‘Crocodile Dundee and Me’ – reflections of Kakadu Traditional Owners on the 30 year anniversary of the film’s release.
Bessie Coleman’s story as told by Mikaela Jade
A smash box-office hit, ‘Crocodile Dundee’ became a worldwide sensation, but as I find out from Bessie Coleman (senior traditional owner Jawoyn, Bolmo, Matjba and Wurrkbarbar peoples), the film is so much more for her family and other Bininj/Mungguy people.
Here’s how it has permeated Jawoyn culture as a part of their modern dreaming.
“My heart fills with pride when I think of that balanda (white man) and his lady on my Country, at Gunlom. It’s the first time a big film star came and worked with my people, proper way. It was really good for the board to approve that movie. It was our voice,” says Bessie.
She is a born storyteller and while we sit in a cafe in Pine Creek, it’s impossible not be drawn into her world as she recalls the time when Paul Hogan and his crew arrived in Kakadu to film She has a big smile and an infectious laugh when she remembers ‘how good that balanda man was at spearing barramundi’ – even though barramundi were never caught traditionally at Gunlom.
“Gunlom is a special place, and through the movie the world got to see our special places and it brought people to Kakadu. Kakadu got famous from that movie,” she says. Bessie says that she would encourage all film-makers to come back on Country after they make their films. “We get great pride from our Country being in movies. We want to share that with the producers and movie stars when it is all finished,” she said.
Before balanda came to Kakadu, Gunlom was a sacred site where only the old people could visit. It is now one of the most popular visitor areas in Kakadu, and Bessie couldn’t be happier. She enjoys people visiting her Country, and sharing her culture.
“When I first saw the movie, I felt good about it and I still love that movie. I can see my Country, and other Bininj Country in that movie. I spent a lot of time living all over Kakadu, and it’s all in that movie. That’s not Mick Dundee’s Country – that’s my Country, and Jonathan Nadji’s, and Jeffrey Lee’s,” says Bessie, laughing at fact versus fiction.
Bessie spent her life working in Kakadu before it was a national park, and is now a member of the Kakadu National Park Joint Park Management Board. “I used to go hunting for buffalo with my partner and family, I have been a cultural advisor to the mine, and a seasonal ranger at Gunlom.

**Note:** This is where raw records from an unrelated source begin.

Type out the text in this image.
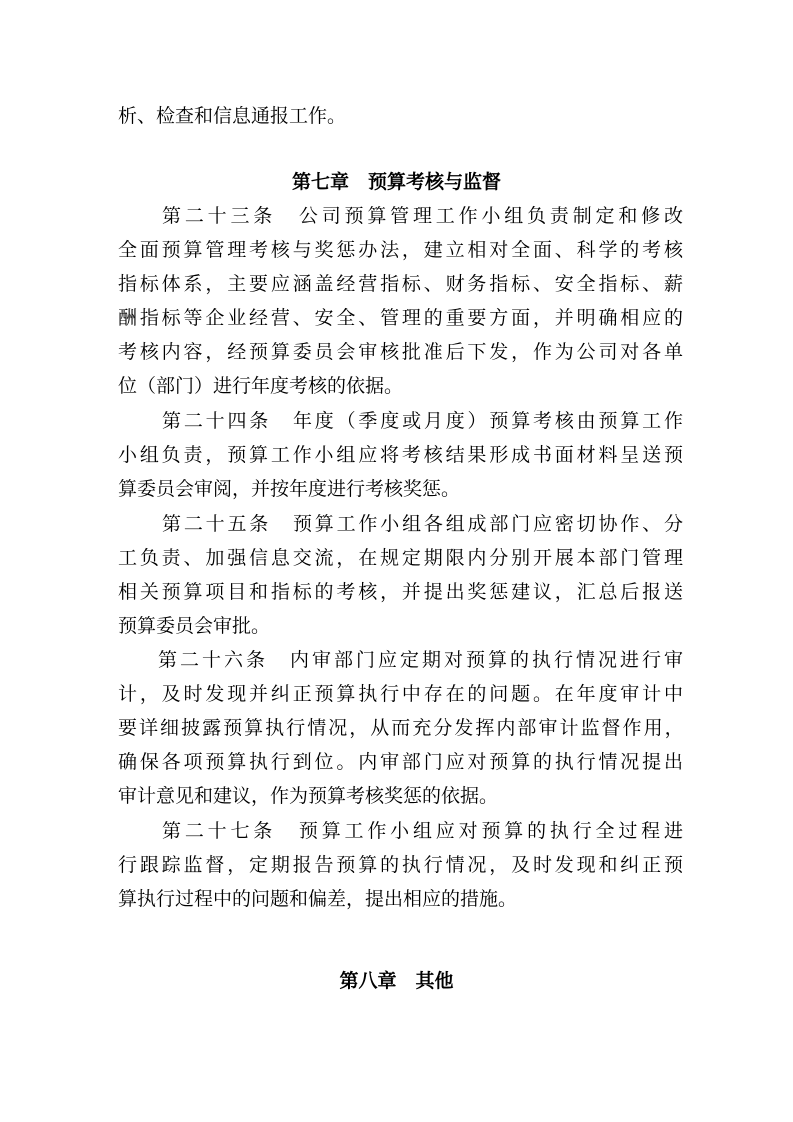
析、检查和信息通报工作。
第七章　预算考核与监督
第二十三条　公司预算管理工作小组负责制定和修改
全面预算管理考核与奖惩办法，建立相对全面、科学的考核
指标体系，主要应涵盖经营指标、财务指标、安全指标、薪
酬指标等企业经营、安全、管理的重要方面，并明确相应的
考核内容，经预算委员会审核批准后下发，作为公司对各单
位（部门）进行年度考核的依据。
第二十四条　年度（季度或月度）预算考核由预算工作
小组负责，预算工作小组应将考核结果形成书面材料呈送预
算委员会审阅，并按年度进行考核奖惩。
第二十五条　预算工作小组各组成部门应密切协作、分
工负责、加强信息交流，在规定期限内分别开展本部门管理
相关预算项目和指标的考核，并提出奖惩建议，汇总后报送
预算委员会审批。
第二十六条　内审部门应定期对预算的执行情况进行审
计，及时发现并纠正预算执行中存在的问题。在年度审计中
要详细披露预算执行情况，从而充分发挥内部审计监督作用，
确保各项预算执行到位。内审部门应对预算的执行情况提出
审计意见和建议，作为预算考核奖惩的依据。
第二十七条　预算工作小组应对预算的执行全过程进
行跟踪监督，定期报告预算的执行情况，及时发现和纠正预
算执行过程中的问题和偏差，提出相应的措施。
第八章　其他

I have had my whole life looking after this place,” she reflects.
While Bessie loves watching ‘Crocodile Dundee’ for the landscapes, she points the ways in which Paul Hogan and his crew were culturally mindful of her people. “Those bushfoods were all harvested with our family members, and were foods from the Gunlom area.” Hogan was also instructed on the correct way to spear fish, and use a bull roarer. “He’s very good,” she says with surprise in her voice.
We talk about what the film means to her family. “My grannies (grandkids) always ask me to watch ‘Crocodile Dundee’ with them. They asked me to buy it for them. Not just the first one, but all of them!”
I wonder why a movie created four generations ago still resonates with Jawoyn. Bessie tells me it’s because her brother and other family are in the film. Having passed away many years ago, the film gives Bessie, her children, and their children’s children a way to connect with her brother and other relatives. “It reminds me that I had a big brother, and for the kids, they get so much happiness from pointing out their big uncle at the Corroboree.”
Bessie’s only regret is that so few film stars and producers return to Kakadu after filming. “We would love to see them again,” she says, “Or at least receive a copy of the film!”
Thirty years have gone by since a larrikin Australian ‘had a go’ making a film. Bessie says that in another 30 years Jawoyn will still watch Crocodile Dundee, and remember the time a man fell in love with a lady on the beach at Gunlom.
Although times change, and Bininj/Mungguy people change too, Kakadu remains the same and Gunlom is still as perfect as when the film was made. Kakadu National Park’s World Heritage status means we can all keep falling in love with Kakadu.